Because shadowing is complex and costly, it is important to apply a well-structured and consistent process. Based on a shadowing guide, innovators observe and interact with a number of people in the real environment of the experience, which is the subject of the innovation project. People data is first captured in video, audio, and annotations. The resulting data is then analyzed for needs, which are leveraged for solution generation in subsequent innovation stages. The final output of shadowing is a multimedia document containing both textual-graphic and audio-video descriptions of needs. The following success criteria are critical to realizing the full power of shadowing:

  • Conduct shadowing in-project: The overall shadowing process should be conducted by the core project team and not be outsourced or delegated to a separate research team. This is to avoid loss of tacit data, improve the data interpretation, and boost inspiration for solution generation.
  • Shadow the right people: This is a basic condition for success. The objective is to find people who are advanced in their needs compared to the general market—lead or extreme users. It is recommended not to apply the same screener used for other research techniques, such as focus groups.

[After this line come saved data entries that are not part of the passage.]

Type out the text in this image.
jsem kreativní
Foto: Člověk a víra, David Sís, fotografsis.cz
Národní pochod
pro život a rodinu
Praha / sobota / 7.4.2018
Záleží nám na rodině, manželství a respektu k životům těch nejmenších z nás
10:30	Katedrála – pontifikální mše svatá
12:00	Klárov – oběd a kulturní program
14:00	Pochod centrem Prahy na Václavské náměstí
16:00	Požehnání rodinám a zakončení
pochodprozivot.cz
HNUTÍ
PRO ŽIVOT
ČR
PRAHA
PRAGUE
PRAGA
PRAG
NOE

  • Complement shadowing with other techniques: Even though shadowing provides important data, it will not uncover all the insights required for solution generation. Shadowing should form part of a mix of techniques—for example, in conjunction with experience diaries and structured surveys.

  • Make shadowing a key element of innovation strategy, process, and culture: Shadowing generates crucial data for new product decisions, which in turn drive multimillion dollar investments in new product projects. If shadowing is not consolidated within the overall company, and highly regarded by top executives, it will not receive the resources required to conduct it properly, and results will lack credibility for strategic decision making.


So what became of my Mexican Chihuahuas?

There were two key insights that drove the design of the Mexican dog food marketing campaign. First, the target’s relationship with the dog, and therefore the product, was indirect. This differed from previous campaigns that focused on the special, and direct, relationship between the dog and the target. In the case of this target, the attitude toward the dog was still loving, but at times, it presented added complexity to an already busy life as a full-time mother. The target’s focus was on the joy that the children experienced from owning a dog, as well as what they learned in terms of responsibility. So the emotional trigger for purchase was related to their children and their growth and development.

Allied to a very simple piece of information through interviews with veterinary workers regarding the extreme level of dog abandonments throughout Mexico, the resultant campaign was focused on dog “adoption”—sponsoring the company’s care of abandoned dogs through product purchase—thereby fitting perfectly with the motherly instincts of the target without adding to her already complex life.